The game was a rematch of the Catholic league final from last year, but there was little drama as the Knights scored early and often to lead 42-0 at halftime.
Knights running back Konrad Cieplicki ran in four touchdowns, two off direct snaps from centre, while Judah Davis caught two passes from Jack Sierra-Serrano for major scores after Aidan Cranney opened the scoring with the game’s first TD. Cieplicki also added seven PATs by way of his boot for 31 points in total.
Not a bad day’s work.
“We fought hard today, right from the start,” said Cieplicki. “We (kept it going) to the last whistle and came out with the win.”
Indeed.
After a turnover, Will Brown punched in a second-half score from the Panthers' one-yard line and Thomas Robinson notched a defensive touchdown off a scoop-and-score in the second half.
The first-place Knights are now 2-0. They face St. Joseph's next week.

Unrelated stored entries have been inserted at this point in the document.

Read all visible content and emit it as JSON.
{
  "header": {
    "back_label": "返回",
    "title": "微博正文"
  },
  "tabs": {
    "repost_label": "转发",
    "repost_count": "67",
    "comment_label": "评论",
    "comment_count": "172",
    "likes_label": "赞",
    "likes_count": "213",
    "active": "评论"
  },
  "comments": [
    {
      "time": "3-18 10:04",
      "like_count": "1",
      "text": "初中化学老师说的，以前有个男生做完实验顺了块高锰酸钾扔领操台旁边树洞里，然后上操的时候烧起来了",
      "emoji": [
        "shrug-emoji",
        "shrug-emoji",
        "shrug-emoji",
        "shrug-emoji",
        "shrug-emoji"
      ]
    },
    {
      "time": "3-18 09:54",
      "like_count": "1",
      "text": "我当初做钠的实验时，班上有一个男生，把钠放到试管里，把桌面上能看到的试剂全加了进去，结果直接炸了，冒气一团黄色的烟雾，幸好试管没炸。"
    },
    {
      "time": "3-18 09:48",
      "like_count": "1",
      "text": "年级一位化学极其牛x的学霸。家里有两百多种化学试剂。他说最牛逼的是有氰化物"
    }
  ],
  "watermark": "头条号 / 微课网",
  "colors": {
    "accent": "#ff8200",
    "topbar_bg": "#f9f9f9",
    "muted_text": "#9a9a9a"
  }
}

“I think (the Panthers) are better than the score (indicated),” said Knights head coach Chris Forde. “We just got the jump on them early.”
The Panthers dropped to 1-1 with the loss after beating Midland’s St. Theresa’s last week.

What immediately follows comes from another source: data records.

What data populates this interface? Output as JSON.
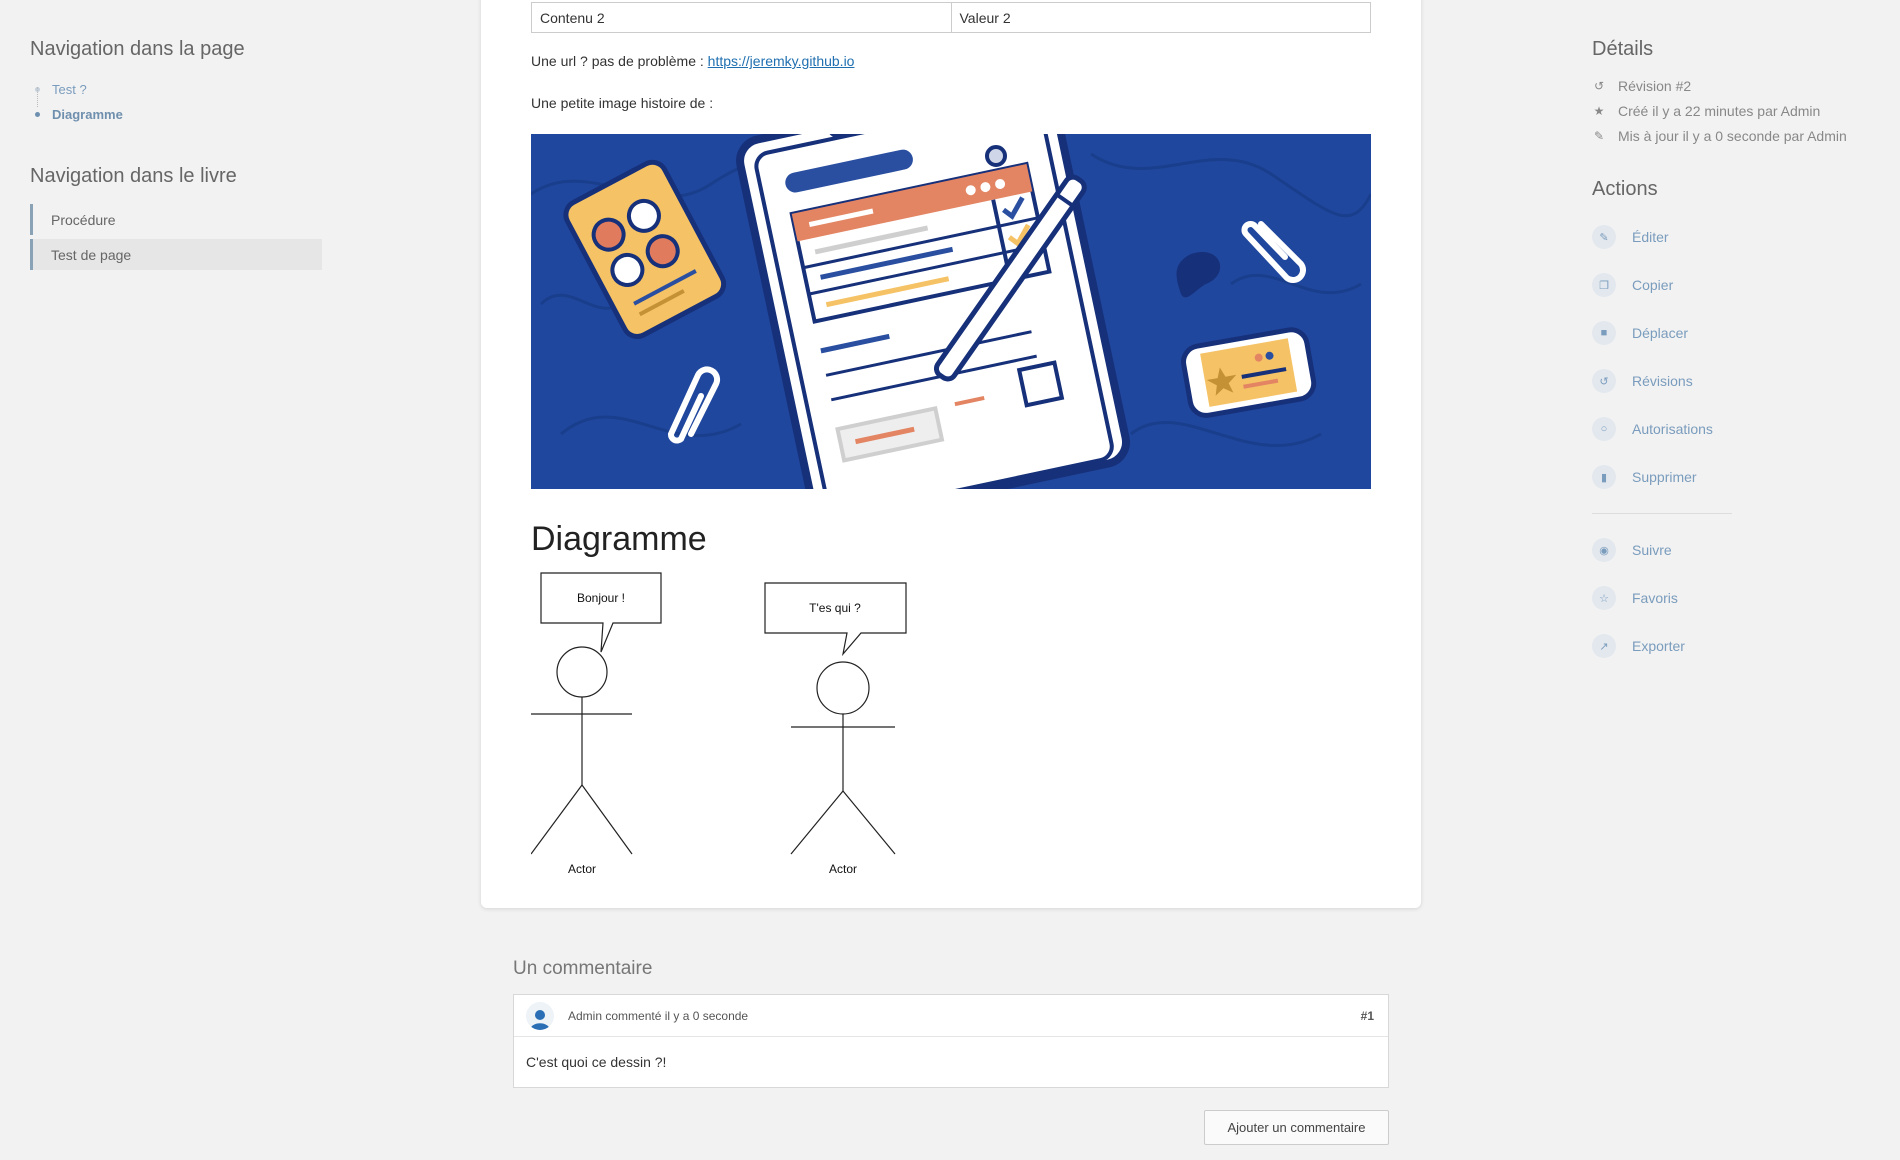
{
  "left": {
    "page_nav_title": "Navigation dans la page",
    "page_nav_items": [
      {
        "label": "Test ?"
      },
      {
        "label": "Diagramme"
      }
    ],
    "book_nav_title": "Navigation dans le livre",
    "book_nav_items": [
      {
        "label": "Procédure"
      },
      {
        "label": "Test de page"
      }
    ]
  },
  "content": {
    "table_row": [
      "Contenu 2",
      "Valeur 2"
    ],
    "url_prefix": "Une url ? pas de problème : ",
    "url_text": "https://jeremky.github.io",
    "image_intro": "Une petite image histoire de :",
    "diagram_heading": "Diagramme",
    "diagram": {
      "bubble1": "Bonjour !",
      "bubble2": "T'es qui ?",
      "actor1": "Actor",
      "actor2": "Actor"
    }
  },
  "right": {
    "details_title": "Détails",
    "details": [
      {
        "icon": "history-icon",
        "text": "Révision #2"
      },
      {
        "icon": "star-icon",
        "text": "Créé il y a 22 minutes par Admin"
      },
      {
        "icon": "pencil-icon",
        "text": "Mis à jour il y a 0 seconde par Admin"
      }
    ],
    "actions_title": "Actions",
    "actions": [
      {
        "icon": "edit-icon",
        "label": "Éditer"
      },
      {
        "icon": "copy-icon",
        "label": "Copier"
      },
      {
        "icon": "folder-icon",
        "label": "Déplacer"
      },
      {
        "icon": "history-icon",
        "label": "Révisions"
      },
      {
        "icon": "lock-icon",
        "label": "Autorisations"
      },
      {
        "icon": "trash-icon",
        "label": "Supprimer"
      }
    ],
    "secondary_actions": [
      {
        "icon": "eye-icon",
        "label": "Suivre"
      },
      {
        "icon": "star-outline-icon",
        "label": "Favoris"
      },
      {
        "icon": "export-icon",
        "label": "Exporter"
      }
    ]
  },
  "comments": {
    "title": "Un commentaire",
    "items": [
      {
        "author_line": "Admin commenté il y a 0 seconde",
        "number": "#1",
        "text": "C'est quoi ce dessin ?!"
      }
    ],
    "add_button": "Ajouter un commentaire"
  },
  "colors": {
    "accent": "#7a9cbd",
    "hero_background": "#20479e"
  }
}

Three Barrie school teams – St. Joan of Arc, St. Peter’s and the St. Joseph’s Jaguars – combine with Orillia’s Patrick Fogarty and St. Theresa’s to form the Catholic School Athletics of Simcoe County (CSASC) loop.

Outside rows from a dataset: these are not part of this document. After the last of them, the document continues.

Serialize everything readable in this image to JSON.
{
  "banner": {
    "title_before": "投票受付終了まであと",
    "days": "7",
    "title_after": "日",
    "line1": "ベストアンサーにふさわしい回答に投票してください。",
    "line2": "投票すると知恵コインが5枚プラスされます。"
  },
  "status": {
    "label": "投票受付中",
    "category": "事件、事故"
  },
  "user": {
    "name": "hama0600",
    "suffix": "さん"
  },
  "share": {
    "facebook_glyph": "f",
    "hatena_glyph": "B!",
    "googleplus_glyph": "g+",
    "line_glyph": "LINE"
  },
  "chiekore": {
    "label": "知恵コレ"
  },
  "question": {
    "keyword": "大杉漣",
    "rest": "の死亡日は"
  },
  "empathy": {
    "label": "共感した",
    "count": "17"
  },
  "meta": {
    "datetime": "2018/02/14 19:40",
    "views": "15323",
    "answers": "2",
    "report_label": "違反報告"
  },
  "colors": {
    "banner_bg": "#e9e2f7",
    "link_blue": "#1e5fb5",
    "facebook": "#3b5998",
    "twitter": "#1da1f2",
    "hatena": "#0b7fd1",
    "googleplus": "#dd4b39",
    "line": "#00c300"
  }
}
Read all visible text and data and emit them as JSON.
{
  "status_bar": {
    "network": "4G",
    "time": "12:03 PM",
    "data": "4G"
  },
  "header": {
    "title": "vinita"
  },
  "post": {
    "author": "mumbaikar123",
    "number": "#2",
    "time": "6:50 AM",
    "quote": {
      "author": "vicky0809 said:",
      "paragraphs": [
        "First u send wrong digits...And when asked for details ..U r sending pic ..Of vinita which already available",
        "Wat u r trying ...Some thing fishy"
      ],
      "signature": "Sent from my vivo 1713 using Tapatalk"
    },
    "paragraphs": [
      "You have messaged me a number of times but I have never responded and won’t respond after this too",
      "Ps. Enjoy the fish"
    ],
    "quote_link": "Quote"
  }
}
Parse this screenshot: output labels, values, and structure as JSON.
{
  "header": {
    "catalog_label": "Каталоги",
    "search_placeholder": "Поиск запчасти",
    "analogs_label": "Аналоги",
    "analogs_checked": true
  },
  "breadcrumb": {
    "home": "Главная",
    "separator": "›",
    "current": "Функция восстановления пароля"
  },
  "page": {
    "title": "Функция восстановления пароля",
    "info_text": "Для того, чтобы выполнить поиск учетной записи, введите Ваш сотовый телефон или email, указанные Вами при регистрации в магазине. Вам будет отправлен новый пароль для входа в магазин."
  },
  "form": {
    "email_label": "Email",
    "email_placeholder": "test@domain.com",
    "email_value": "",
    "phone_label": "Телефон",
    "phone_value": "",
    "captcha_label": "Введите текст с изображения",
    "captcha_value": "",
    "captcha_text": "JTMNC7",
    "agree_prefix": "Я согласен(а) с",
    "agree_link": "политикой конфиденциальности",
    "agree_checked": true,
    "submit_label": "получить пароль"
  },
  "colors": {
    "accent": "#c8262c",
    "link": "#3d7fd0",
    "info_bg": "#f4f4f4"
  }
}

The Knights, who beat St. Theresa’s 45-7 last week to open their season, have long been the dominant Catholic program, but were knocked off their lofty perch when they lost to the Bear Creek Kodiaks last season in the Georgian Bay final.
Both Forde and Cieplicki acknowledged a sense of unfinished business from last season while trying to stay focused on the immediate task at hand.
“Iron sharpens iron,” said Cieplicki. "If we can keep working hard, show up to practice, practise hard, I think we have what it takes to be successful this year.
“(But) we can’t get ahead of ourselves.”
Teams in the CSASC play a six-game schedule through October, with the top four teams making the playoffs. The Georgian Bay final, pitting the CSASC and Simcoe County Athletic Association (SCAA) champions, goes Nov. 14. The winner earns a spot in the provincial final in Windsor.
Interested observers on Thursday included a representative from McMaster University’s football program. A few other collegiate coaches were in town on Thursday to watch SCAA action at Maple Ridge, for the four-game Football Festival that took place across town.
Though there remains much hay to be put in the barn, both on the field and in the classroom, Cieplicki acknowledged that playing football beyond high school serves as extra motivation.
“I want to play at (university),” he said.